Two new suspected cases, one probable of monkeypox in Toronto: health agency
In general, the virus does not spread easily between people and is transmitted through prolonged close contact
Author of the article:Canadian Press
Publishing date:May 25, 2022 • 19 hours ago • 2 minute read • 48 Comments
Photo released by the Centers for Disease Control and Prevention showing lesions caused by infection with the monkeypox virus.
Photo released by the Centers for Disease Control and Prevention showing lesions caused by infection with the monkeypox virus. PHOTO BY CDC
Two new suspected cases of monkeypox and one probable case of the virus were reported in Toronto on Wednesday, bringing the total number of cases being investigated in the city to four.
Toronto Public Health said all three of the newly reported cases are men — two in their 30s and one in their 20s — and they are “doing well.”
One of the three men had travelled to Montreal and was a contact of the first suspected case Toronto Public Health said it was investigating in the city over the weekend.
That first case involved a man in his 40s who had contact with someone who had recently travelled to Montreal. The agency said Wednesday that the first case was now considered a probable case.
According to an Ontario Ministry of Health order, cases can be classified as confirmed, probable, suspected, not meeting the definition of the virus or “epi-linked.”
Last week, Quebec reported the first cases of the virus in Canada and health officials in that province have since reported a total of 15 confirmed cases.
In Montreal, Dr. Mylene Drouin, the city’s public health director, provided updated figures for the city on Wednesday, saying on Twitter there are 13 confirmed and 14 suspected cases of monkeypox on the island of Montreal.
Health officials say none of the cases investigated so far have been severely ill.
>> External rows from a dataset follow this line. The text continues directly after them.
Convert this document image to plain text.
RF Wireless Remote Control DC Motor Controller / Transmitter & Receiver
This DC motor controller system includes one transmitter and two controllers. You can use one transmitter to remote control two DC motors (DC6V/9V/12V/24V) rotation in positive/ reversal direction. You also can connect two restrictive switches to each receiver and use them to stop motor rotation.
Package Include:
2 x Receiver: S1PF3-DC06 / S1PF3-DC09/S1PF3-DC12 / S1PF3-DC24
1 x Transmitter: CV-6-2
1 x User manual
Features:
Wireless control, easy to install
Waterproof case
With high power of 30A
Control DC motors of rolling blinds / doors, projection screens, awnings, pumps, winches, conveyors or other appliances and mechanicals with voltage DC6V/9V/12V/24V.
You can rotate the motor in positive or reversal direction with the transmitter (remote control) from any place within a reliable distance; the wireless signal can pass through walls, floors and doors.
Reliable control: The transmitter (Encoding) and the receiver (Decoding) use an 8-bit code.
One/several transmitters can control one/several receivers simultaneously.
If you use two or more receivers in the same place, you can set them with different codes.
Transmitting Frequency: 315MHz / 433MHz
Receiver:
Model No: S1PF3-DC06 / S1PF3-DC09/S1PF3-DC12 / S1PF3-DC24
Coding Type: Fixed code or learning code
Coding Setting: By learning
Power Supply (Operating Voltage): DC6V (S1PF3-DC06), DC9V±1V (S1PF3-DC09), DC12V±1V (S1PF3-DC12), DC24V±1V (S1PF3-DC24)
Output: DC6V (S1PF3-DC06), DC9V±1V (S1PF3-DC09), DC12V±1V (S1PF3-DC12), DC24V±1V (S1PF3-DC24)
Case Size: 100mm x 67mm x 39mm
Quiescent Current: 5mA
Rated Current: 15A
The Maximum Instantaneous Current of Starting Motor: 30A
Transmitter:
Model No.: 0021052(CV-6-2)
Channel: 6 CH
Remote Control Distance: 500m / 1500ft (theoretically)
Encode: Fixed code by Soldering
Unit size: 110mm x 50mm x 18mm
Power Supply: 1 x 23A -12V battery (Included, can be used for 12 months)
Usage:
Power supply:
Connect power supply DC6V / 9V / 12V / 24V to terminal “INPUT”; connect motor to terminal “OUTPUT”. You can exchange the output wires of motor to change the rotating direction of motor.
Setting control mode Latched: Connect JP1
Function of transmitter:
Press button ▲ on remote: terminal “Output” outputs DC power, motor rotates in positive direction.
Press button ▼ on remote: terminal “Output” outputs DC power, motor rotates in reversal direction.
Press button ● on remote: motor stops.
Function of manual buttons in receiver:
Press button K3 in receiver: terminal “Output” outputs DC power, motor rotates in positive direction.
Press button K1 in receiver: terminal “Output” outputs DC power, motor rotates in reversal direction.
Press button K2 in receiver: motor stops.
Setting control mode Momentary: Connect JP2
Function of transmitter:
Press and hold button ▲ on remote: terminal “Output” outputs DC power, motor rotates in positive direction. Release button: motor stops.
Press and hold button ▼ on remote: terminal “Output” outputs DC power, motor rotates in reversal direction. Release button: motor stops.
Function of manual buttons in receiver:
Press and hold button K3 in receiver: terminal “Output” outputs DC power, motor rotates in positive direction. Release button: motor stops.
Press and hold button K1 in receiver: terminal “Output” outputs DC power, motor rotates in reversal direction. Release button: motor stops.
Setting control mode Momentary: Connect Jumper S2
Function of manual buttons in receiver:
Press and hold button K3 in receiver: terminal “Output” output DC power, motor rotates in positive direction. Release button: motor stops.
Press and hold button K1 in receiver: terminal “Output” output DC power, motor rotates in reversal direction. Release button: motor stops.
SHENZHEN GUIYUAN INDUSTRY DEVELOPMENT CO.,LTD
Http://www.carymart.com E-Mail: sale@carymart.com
Monkeypox is a rare disease that comes from the same family of viruses that causes smallpox, which the World Health Organization declared eradicated around the globe in 1980.
In general, monkeypox does not spread easily between people and is transmitted through prolonged close contact, including direct contact with an infected person’s respiratory droplets, bodily fluids or sores.
Monkeypox is typically milder than smallpox and can cause fever, headache, muscle aches, exhaustion, swollen lymph nodes and lesions all over the body.
Health officials have said the risk posed by monkeypox is low.
Toronto Public Health says there are two new suspected cases of monkeypox in the city, as well as one probable case under investigation.